Avant de rendre son jugement, le président du tribunal a tenu à rappeler les règles de droit appliquées ainsi que le code de déontologie de la police. La relaxe a ensuite été prononcée, en présence des familles des victimes et des deux policiers prévenus.

« «Le Tribunal considère que l'opération de police a légitimement consisté en un déploiement proportionné de moyens». #ZyedetBouna — Juan Branco (@anatolium) 18 Mai 2015 »

Le tribunal a notamment jugé que la policière présente au standard ce jour-là «ne pouvait pas avoir conscience du danger encouru». Lors de l'audience, elle avait juré «ne pas savoir ce qu'était un site EDF» et «pensait plus à un site administratif qu’à une centrale électrique».

« Pour le président, la prévenue ne connaissait pas les lieux et n'était pas formée...Elle ne pouvait pas savoir. #ZyedetBouna — Sihame Assbague (@s_assbague) 18 Mai 2015 »
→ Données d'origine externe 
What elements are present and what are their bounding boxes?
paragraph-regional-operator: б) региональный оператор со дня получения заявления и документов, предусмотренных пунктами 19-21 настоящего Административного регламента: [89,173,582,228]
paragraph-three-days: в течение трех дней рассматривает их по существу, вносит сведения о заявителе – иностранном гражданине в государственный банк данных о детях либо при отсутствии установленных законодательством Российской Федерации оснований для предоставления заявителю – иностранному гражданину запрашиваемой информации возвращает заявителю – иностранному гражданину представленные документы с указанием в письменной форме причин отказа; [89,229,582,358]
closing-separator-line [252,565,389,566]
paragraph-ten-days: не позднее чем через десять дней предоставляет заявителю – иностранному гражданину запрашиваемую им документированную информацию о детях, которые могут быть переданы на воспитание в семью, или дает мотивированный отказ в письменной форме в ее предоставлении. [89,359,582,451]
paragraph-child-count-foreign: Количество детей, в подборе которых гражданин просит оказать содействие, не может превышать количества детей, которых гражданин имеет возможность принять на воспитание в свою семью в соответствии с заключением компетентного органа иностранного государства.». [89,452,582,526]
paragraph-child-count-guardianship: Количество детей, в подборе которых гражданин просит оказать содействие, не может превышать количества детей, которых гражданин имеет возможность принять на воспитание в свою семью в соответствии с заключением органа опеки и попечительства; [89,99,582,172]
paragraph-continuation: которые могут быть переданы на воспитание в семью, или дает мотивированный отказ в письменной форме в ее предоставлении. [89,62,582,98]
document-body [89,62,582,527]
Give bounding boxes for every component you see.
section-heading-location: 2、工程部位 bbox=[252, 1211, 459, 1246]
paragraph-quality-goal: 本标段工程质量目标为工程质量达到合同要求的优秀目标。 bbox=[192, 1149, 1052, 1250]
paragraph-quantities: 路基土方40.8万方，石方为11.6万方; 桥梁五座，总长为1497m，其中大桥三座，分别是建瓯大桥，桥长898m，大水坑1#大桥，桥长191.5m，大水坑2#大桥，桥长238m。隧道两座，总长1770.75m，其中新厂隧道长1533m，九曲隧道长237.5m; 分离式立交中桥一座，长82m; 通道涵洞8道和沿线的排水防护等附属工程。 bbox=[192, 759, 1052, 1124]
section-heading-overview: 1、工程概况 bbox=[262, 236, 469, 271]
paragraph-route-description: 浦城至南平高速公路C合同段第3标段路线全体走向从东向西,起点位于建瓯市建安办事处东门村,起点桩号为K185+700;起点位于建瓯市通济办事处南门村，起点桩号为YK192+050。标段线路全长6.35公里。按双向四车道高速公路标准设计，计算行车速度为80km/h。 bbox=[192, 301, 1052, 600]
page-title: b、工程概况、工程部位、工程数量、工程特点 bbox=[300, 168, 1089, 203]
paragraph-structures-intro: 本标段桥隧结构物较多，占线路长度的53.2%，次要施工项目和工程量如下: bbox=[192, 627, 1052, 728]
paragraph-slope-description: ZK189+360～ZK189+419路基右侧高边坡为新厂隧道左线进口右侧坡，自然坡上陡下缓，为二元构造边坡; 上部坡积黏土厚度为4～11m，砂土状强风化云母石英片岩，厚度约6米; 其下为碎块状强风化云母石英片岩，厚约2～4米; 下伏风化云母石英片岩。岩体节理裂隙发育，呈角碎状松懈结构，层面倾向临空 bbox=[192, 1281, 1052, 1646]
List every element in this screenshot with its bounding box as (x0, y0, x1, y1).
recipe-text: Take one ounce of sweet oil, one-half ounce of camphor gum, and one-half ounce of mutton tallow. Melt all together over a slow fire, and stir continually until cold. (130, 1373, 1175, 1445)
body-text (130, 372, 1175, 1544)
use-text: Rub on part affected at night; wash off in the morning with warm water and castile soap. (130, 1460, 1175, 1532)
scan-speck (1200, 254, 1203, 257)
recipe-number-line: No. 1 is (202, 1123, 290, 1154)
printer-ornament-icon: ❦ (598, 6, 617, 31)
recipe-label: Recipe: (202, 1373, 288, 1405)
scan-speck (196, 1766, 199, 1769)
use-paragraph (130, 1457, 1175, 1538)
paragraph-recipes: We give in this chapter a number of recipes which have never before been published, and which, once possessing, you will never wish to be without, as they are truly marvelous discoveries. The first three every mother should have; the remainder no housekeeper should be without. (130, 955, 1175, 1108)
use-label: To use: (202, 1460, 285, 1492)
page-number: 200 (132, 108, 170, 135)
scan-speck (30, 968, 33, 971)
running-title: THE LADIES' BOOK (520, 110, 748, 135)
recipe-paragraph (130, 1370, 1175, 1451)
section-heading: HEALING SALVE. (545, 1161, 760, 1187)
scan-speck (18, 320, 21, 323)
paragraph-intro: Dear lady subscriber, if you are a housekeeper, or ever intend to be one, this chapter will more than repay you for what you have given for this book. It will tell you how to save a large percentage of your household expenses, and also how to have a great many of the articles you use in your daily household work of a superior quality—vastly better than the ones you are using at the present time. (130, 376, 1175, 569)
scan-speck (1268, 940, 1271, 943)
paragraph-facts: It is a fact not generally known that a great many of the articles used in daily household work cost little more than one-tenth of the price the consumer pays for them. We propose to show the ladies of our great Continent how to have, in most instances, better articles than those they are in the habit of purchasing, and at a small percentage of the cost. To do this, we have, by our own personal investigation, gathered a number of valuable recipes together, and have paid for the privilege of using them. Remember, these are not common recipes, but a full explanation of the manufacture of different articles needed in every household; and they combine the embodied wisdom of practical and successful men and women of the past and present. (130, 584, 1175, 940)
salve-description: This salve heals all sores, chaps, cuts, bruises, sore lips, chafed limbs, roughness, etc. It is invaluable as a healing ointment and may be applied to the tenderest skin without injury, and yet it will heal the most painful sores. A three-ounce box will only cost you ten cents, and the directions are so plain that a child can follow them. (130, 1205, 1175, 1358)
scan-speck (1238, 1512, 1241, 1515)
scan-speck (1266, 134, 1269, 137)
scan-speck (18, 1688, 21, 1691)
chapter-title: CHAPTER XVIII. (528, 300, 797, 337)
Le tribunal a finalement suivi les réquisitions de la procureure Delphine Dewailly qui avait demandé le 19 mars dernier le non-lieu pour les deux fonctionnaires, comme l'avait fait systématiquement avant elle le ministère public tout au long de dix années de procédures judiciaires. «Il n'y a pas lieu d'entrer en voie de condamnation. On n'apaise pas la douleur d'un drame par une injustice», avait-elle indiqué lors de ses réquisitions.

La décision du tribunal correctionnel de Rennes vient clore une affaire vieille de près de dix ans car les familles des victimes ne pourront pas faire appel.